To-morrow she goes back to the old dull life of care and labor, to the made-over dresses, the shabby boarding-house, the stupid, stubborn pupils of her village school.
These three weeks she has "fed on the roses, and lain in the lilies of life." Servants have waited on her, she has had her time at her own disposal, she has thoroughly enjoyed every hour of it in her eager, active fashion. This brief visit has been like a green oasis in a desert land. To-morrow she will step across its green borders, and journey on through the sandy reaches of a dreary, uncongenial life again.
"The same old, tiresome life," she says, yet even as she speaks she knows it will not be the same.
Something has come into her life these brief, bright summer days that she knew not of in the old days--even love.
"After to-morrow I shall never see him again," she says to herself with patient gravity, and there comes to her a shamed remembrance of his words that morning: "After to-morrow I shall be forever out of reach of your shrill voice and scolding tongue."
"Forever!" The word, never dwelt upon before, acquires a strange, terrible meaning in her thoughts. She realizes, with a gasp of terror, what Maud's lover really is to her. Though she has gibed him, teased him, pitilessly derided him, she has given him her whole, foolish, girlish heart. She flushes hotly with a passionate shame.

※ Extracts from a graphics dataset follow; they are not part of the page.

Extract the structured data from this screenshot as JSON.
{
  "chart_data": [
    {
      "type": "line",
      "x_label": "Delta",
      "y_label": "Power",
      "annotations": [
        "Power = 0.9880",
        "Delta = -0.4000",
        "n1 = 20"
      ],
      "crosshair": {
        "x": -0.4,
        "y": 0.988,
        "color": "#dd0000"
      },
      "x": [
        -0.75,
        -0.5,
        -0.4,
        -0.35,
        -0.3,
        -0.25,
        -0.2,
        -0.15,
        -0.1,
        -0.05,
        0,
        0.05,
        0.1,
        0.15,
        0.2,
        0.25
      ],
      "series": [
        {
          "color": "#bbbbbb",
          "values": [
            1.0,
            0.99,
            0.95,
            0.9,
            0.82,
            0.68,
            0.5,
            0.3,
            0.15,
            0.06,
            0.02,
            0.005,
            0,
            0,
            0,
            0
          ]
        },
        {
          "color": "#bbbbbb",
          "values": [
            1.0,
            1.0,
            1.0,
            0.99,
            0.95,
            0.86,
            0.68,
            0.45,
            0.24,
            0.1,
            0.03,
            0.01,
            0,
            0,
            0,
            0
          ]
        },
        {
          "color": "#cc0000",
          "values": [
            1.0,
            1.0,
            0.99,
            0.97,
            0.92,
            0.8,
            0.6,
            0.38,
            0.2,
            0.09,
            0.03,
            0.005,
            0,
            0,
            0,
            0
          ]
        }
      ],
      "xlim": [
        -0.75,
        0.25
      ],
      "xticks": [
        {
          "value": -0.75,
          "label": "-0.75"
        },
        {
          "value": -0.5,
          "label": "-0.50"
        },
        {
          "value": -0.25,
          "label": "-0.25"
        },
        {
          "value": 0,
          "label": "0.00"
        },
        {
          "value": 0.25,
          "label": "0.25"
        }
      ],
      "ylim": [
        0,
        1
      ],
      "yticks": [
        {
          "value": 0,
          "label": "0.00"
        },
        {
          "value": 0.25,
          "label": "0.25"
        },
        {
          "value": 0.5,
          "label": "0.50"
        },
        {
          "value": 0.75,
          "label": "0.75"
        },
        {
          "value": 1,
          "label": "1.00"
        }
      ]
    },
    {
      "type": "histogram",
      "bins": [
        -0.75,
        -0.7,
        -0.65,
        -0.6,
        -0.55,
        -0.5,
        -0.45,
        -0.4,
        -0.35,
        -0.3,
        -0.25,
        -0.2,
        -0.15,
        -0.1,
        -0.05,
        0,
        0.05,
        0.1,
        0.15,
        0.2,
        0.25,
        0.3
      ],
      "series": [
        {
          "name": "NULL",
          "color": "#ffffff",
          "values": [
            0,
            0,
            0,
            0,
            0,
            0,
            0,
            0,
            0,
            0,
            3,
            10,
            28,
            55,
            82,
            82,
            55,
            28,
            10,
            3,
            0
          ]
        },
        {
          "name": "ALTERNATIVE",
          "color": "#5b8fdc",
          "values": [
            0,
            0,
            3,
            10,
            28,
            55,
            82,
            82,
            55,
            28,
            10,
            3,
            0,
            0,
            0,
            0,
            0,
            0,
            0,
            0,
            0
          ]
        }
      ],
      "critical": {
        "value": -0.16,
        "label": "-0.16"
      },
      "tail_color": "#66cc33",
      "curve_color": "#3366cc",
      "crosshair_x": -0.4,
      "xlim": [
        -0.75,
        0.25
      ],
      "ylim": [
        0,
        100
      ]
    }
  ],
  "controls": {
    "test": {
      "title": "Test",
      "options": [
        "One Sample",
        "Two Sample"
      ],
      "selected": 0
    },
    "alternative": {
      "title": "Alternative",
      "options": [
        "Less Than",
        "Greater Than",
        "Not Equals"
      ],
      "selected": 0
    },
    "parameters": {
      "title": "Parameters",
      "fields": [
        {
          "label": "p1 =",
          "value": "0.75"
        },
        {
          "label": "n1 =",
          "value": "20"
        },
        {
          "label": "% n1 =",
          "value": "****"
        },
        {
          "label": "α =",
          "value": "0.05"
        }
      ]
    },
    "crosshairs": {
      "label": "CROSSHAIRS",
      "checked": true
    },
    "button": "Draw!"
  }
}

"I love him--when he will be Maud's husband in less than an hour!" she cries to herself. "For shame, Reine Langton. Shake off this disgraceful weakness, and be your own brave self again."
There is a tap at the door, unheeded and unheard in her preoccupation.
It opens, and the house-maid enters, flurried and excited.
Reine starts up in a panic and looks at the clock.
"Oh, dear, it is past the time," she cries. "How could I be so careless? Are they all waiting for me, Mary?"
"No, Miss Langton--leastways I don't think they need you."
"Not need me? What do you mean? Isn't the bride dressed yet?"
"No, miss--yes, miss--that is, I don't quite know. _She's_ run away," the girl stammers, blankly.
"Who has run away?" Reine demands, sharply.
"The bride--Miss Maud," is the startling reply.
"Where has she gone? What for?" Reine demands, inelegantly, in the shock of her great surprise.
"To marry her old lover, Mr. Clyde, that she loved, and she couldn't love Mr. Charteris, miss," said the house-maid, succinctly.
There is a moment's silence. Reine drops back into a chair, dazed with the suddenness of the news.
"You see she left a little note to her uncle, miss, to let him know where she'd gone, and the old gentleman's that mad, miss, he up and swore bad enough to lift the roof off!"
There is a quick, startling rap at the door. Mary runs to open it in a hurry, and Reine glances up with dark, anxious eyes.
The next instant she starts to her feet with a smothered cry.
On the threshold stands Vane Charteris, pale as death itself, but superbly handsome in the customary suit of solemn black that makes gentlemen appear like mourners on all festive occasions.